High inflation in the US (but not only) it is in part a consequence of a pandemic and the measures taken to combat it. In spring 2020, the supply of many services was limited due to the lokcdown. So consumers shifted some of their spending on goods, which led to increased demand. The supply was unable to keep up, and consequently prices rose dynamically.

US inflation and main interest rate - 10.11.2022/XNUMX/XNUMX

US inflation and main interest rate, source: Bloomberg

Lower increase in commodity prices

The growth rate of consumption of (nominal) goods was significantly higher than consumption of services until spring 2022, which was an unusual phenomenon. However, the situation has normalized in recent months. Commodity price increases (excluding energy and food) have moderated accordingly.

For some commodities (such as used cars where additional demand has met supply constraints and therefore prices have risen sharply) the year-on-year ratio has decreased significantly. Compared to the previous month, the prices of used cars have even dropped recently.

The rise in service prices has been steadily accelerating in recent times. However, in this case, the summit may soon be reached. On the one hand, wage growth, which has increased significantly in recent years and thus increased the prices of many services, does not appear to be increasing any further recently. For example, the median of wage growth calculated by the Atlanta Fed eased in September, and labor costs in the second quarter also rose at a slower pace.

Additionally, US rents, which are largely responsible for the strong rise in service prices, should lose momentum next year. They make up one-third of the headline consumer price index, or around 40%. the core basket, which does not include energy and food, making it by far the most important sub-component.

Inflation pressure

Until recently, official data pointed to a steady rise in rental inflation. However, private data (such as Zillow) on new lease rentals, the segment with the strongest rental movement, point to a slowdown. With some delay, this should be reflected in the official data covering all residential premises.

Therefore inflationary pressure is likely to ease in 2023. In the case of energy and food, the price shock should not recur. As for the baseline index, normalization is visible and thus reassurance should continue. On the other hand, the decline in service prices will continue, but at a very slow pace. Inflation in the US it is likely to stay above the 2% target in the longer term. due to structural factors - the costs of climate policy, reduced labor supply due to demographic reasons and increasing protectionism.

Median of wage growth according to Atlanta FED and ECI labor cost index - 10.11.2022/XNUMX/XNUMX

Median wage growth according to Atlanta FED, ECI labor cost index, source: Bloomberg

The Fed quickly raised its key interest rates to a range it already considers restrictive. This and the delayed effects of interest rate hikes now speak in favor of slowing down the pace of further action, as Chairman Powell said quite clearly. The American institution still believes that excessive inflation is a greater risk than a possible "hard landing" of the economy.

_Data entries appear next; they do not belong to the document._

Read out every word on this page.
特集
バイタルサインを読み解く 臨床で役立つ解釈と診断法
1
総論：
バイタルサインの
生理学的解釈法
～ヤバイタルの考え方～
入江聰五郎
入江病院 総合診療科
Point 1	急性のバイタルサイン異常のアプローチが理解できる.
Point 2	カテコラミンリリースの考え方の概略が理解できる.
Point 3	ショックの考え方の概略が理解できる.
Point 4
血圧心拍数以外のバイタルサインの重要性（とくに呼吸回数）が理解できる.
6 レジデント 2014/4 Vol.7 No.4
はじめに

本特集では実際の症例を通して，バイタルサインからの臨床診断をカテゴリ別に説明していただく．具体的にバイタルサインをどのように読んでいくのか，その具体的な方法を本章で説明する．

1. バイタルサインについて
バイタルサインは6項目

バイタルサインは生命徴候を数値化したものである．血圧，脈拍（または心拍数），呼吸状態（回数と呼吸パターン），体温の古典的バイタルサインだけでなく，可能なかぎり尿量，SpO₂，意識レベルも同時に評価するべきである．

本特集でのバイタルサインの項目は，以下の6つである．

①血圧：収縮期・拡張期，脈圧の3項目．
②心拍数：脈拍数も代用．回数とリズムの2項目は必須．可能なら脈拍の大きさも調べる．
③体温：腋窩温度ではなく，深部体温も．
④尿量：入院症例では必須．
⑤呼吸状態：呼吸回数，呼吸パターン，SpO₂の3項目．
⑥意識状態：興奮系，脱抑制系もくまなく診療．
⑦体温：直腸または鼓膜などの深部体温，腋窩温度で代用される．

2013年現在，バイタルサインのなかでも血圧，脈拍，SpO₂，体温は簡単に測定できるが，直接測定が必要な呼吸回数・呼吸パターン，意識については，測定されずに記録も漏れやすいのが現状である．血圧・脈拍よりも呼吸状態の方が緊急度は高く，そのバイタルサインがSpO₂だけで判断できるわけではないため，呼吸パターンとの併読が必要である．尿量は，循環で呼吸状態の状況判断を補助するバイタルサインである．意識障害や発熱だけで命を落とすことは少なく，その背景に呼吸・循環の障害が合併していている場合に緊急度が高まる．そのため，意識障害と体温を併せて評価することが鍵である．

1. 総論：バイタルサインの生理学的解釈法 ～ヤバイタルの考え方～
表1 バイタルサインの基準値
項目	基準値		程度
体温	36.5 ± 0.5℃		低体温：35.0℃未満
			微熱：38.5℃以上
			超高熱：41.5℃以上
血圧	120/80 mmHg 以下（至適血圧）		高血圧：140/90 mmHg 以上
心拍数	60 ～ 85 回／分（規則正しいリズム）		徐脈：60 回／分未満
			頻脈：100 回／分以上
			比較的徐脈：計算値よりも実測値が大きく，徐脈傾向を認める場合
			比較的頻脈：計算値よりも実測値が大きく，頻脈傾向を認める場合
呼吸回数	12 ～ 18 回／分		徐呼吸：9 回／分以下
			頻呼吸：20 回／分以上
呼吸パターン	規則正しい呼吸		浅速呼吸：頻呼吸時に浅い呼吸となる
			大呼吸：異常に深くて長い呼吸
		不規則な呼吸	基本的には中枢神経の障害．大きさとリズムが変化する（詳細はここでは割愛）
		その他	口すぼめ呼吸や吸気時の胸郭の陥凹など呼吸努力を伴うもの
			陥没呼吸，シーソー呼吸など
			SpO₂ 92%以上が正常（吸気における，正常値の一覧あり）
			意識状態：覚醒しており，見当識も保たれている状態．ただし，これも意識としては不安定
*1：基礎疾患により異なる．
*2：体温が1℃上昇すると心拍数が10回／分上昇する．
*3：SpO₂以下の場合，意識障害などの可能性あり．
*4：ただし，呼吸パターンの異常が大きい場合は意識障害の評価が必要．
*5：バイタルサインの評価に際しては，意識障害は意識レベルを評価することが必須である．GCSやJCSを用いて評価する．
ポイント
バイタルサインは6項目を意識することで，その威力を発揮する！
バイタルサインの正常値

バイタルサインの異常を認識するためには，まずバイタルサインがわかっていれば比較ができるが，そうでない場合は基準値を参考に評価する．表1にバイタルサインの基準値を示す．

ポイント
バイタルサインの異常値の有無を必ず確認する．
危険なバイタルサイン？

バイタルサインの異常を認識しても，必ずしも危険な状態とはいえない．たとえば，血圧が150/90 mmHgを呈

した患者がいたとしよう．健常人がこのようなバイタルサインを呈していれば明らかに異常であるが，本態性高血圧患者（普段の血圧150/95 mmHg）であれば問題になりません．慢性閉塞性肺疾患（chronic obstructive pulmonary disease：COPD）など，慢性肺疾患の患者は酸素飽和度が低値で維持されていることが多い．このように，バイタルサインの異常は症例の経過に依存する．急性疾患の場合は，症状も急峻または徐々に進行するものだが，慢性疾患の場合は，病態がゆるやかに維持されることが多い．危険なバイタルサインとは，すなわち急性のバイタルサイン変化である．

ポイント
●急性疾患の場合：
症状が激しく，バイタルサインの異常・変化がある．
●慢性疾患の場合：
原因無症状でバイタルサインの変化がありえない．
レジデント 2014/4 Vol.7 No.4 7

Therefore, further tightening is almost certain. We expect the Fed to complete the cycle around 5%, hitting this level in three steps. Let us recall that the median of FOMC members, which resulted from the dot plot after the September meeting, was 4,6%.

According to Powell, the historical development of the situation "strongly warns against a sharp loosening of politics." The Fed will therefore remain on "until the job is done" course.

Source: Łukasz Zembik, OANDA TMS Brokers

What do you think?
I like it
0%
Interesting
100%
Heh ...
0%
Shock!
0%
I do not like
0%
Detriment
0%
About the Author
Forex Club
Forex Club is one of the largest and oldest Polish investment portals - forex and trading tools. It is an original project launched in 2008 and a recognizable brand focused on the currency market.